On the one hand, I can't see Newt running as an independent. It sounds crazy, right? That would mean he would knowingly damn the party for the potential of personal gain. But then it is Newt and he only cares about himself.

Then I think back on my own state (Colorado) where that exact thing happened this last time. Tom Tancredo didn't like the Republican candidate so he ran as an independent. The Democrat won with 46% of the vote. And Newt is much more arrogant that Tancredo, so I could actually see him try it.

The other thing about the attacks is that while Romney's ads have often been over the top, they've still largely focused on Newt's history or his personality. But Newt has gone after Romney in ways that are anti-capitalist and destructive to conservative ideas. Plus, Romney hasn't tried to attack anyone who supports Newt, as Newt has. Newt is running a scorched earth campaign.

Kit said...

Someone pointed this out in the comments at HotAir.

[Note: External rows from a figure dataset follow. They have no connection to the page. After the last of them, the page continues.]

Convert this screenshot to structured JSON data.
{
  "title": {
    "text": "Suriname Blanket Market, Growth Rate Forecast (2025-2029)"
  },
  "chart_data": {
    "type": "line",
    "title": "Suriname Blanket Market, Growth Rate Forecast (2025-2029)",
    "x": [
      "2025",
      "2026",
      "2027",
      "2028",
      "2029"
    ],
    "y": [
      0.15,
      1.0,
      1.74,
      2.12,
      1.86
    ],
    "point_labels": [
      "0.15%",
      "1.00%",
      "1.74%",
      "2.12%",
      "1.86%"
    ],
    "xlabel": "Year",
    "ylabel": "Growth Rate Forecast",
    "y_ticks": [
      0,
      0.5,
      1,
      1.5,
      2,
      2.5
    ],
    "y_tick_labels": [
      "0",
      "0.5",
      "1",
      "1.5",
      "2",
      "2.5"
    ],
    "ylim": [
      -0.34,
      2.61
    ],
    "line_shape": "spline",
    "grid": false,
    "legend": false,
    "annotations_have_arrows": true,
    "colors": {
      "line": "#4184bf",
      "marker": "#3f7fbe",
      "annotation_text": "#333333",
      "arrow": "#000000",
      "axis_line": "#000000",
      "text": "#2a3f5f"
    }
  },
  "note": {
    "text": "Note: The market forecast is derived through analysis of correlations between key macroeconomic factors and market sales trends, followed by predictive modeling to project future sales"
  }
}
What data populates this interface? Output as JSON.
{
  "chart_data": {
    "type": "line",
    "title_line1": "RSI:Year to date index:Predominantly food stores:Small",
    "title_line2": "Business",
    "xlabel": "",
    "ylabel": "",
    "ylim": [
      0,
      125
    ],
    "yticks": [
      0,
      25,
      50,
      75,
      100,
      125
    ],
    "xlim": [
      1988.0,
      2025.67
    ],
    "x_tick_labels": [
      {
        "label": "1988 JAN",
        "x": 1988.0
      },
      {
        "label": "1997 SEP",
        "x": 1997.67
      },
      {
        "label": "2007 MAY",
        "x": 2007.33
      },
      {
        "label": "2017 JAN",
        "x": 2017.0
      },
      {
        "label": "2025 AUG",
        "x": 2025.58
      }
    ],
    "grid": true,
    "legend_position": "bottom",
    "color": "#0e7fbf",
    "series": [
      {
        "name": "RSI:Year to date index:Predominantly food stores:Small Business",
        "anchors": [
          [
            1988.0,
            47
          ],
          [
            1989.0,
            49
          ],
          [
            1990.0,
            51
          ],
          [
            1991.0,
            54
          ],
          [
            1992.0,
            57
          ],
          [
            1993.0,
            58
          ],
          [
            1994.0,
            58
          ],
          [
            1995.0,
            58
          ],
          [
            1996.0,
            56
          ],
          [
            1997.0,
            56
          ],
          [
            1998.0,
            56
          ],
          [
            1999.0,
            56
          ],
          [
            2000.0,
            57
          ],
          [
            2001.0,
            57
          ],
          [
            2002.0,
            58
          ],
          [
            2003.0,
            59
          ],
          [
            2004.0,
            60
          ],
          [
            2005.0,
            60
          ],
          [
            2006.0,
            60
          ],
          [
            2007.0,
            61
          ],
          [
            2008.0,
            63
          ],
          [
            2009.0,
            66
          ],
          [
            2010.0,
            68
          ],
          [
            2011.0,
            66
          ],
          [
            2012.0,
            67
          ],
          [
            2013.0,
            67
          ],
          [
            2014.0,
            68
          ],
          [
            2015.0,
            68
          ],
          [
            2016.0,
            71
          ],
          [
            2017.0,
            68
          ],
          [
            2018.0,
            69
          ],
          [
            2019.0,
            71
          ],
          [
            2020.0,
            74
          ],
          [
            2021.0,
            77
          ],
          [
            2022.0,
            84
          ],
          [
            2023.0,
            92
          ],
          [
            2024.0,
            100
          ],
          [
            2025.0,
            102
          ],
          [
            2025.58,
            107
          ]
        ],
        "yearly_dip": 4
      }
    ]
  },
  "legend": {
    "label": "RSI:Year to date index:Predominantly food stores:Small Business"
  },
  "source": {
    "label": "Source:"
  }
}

"Newt and his surrogates have been all over the tube on Sunday crying about Romney’s money. Waaaah! Just let it go. Romney is rich, that’s true, and his organization was prepared to run. Romney’s camp raised the necessary funds to conduct a presidential primary campaign. They rose to the challenge.

Newt, your lack of funding and failure to get on several state ballots speak to your inability to manage a campaign. How in the world do you propose to defeat the Obama juggernaut – by your brilliant debate skills (which have been wildly unimpressive lately)?

Not ready for prime time.

Santorum isn’t whining this hard, Newt. And his campaign is essentially broke."


Love that last line.

"Santorum isn’t whining this hard, Newt. And his campaign is essentially broke."

Kit said...

Oh, and now Newt is asking Santorum to drop out.

AndrewPrice said...

Kit, That is an excellent response to Newt -- if he thinks it's unfair that Romney had more money and he can't compete with that (not to mention not having the organization to get on each state's ballots), how in the world will he ever compete with Obama's billion dollars?

I heard earlier that he was asking Santorum to drop out, but I can't see Santorum agreeing. I think it's just a tactic to make Santorum's supporters think Santorum is about to give up and then select Newt as the anybody-but-Romney candidate.